Hanesbrands (HBI) director reports 42,281-share disposition in Gildan merger deal
Filing Impact
Filing Sentiment
Form Type
4
Rhea-AI Filing Summary
Hanesbrands Inc. director reports share conversion in Gildan merger. A Hanesbrands Inc. director filed a Form 4 showing the disposition of a total of 42,281 shares of Hanesbrands common stock on 12/01/2025 in connection with the closing of a previously announced merger with Gildan Activewear Inc.. Under the merger agreement, each Hanesbrands share was converted into the right to receive 0.102 Gildan common shares plus $0.80 in cash per share, without interest. All outstanding Hanesbrands restricted stock units were also converted into Gildan restricted stock units using an equity award exchange ratio tied to Gildan’s 20‑day volume‑weighted average price before closing.
Positive
- None.
Negative
- None.
Insider Trade Summary
2 transactions reported
Mixed
2 txns
Insider
Mehas John
Role
Director
| Type | Security | Shares | Price | Value |
|---|---|---|---|---|
| Disposition | Common Stock | 23,651 | $0.00 | -- |
| Disposition | Common Stock | 18,630 | $0.00 | -- |
Holdings After Transaction:
Common Stock — 18,630 shares (Direct)
Footnotes (1)
- Disposed of pursuant to the Agreement and Plan of Merger, dated as of August 13, 2025 (the "Merger Agreement"), by and among the Issuer, Gildan Activewear Inc. ("Gildan"), Galaxy Merger Sub 2, Inc., a direct wholly owned subsidiary of Gildan ("Second Gildan Merger Sub"), Galaxy Merger Sub 1, Inc., a direct wholly owned subsidiary of Second Gildan Merger Sub ("First Gildan Merger Sub"), Helios Holdco, Inc., a direct wholly owned subsidiary of the Issuer ("Hanesbrands Holdco"), and Helios Merger Sub, Inc., a direct wholly owned subsidiary of Hanesbrands Holdco. Pursuant to the Merger Agreement, each share of the Issuer's common stock ("Hanesbrands Common Stock") reported on this Form 4 was ultimately converted into the right to receive (a) 0.102 common shares of Gildan ("Gildan Common Shares") and (b) $0.80 in cash, without interest. Pursuant to the Merger Agreement, each outstanding restricted stock unit of the Issuer (each, a "Hanesbrands RSU"), whether vested or unvested, was ultimately converted into a Gildan restricted stock unit (each, a "Gildan RSU").
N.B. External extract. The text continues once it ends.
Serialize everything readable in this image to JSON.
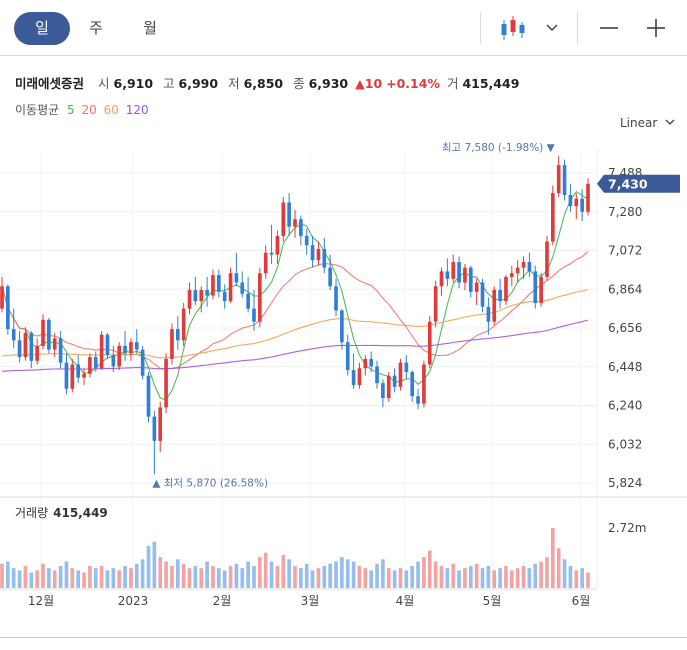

The number of Gildan Common Shares subject to each such Gildan RSU was determined by multiplying the number of shares of Hanesbrands Common Stock subject to such Hanesbrands RSU immediately prior to the First Gildan Merger Effective Time (as defined in the Merger Agreement) by the Equity Award Exchange Ratio, rounding down to the nearest whole number of Gildan Common Shares. (Continued from Footnote 2) The "Equity Award Exchange Ratio" means the sum of (a) 0.102 and (b) the quotient, rounded to two decimal places, obtained by dividing (i) $0.80 by (ii) the average of the volume weighted averages of the trading prices of Gildan Common Shares on the New York Stock Exchange on each of the 20 consecutive trading days ending on (and including) the trading day that is two trading days prior to the date on which the closing of the transactions pursuant to the Merger Agreement occurs.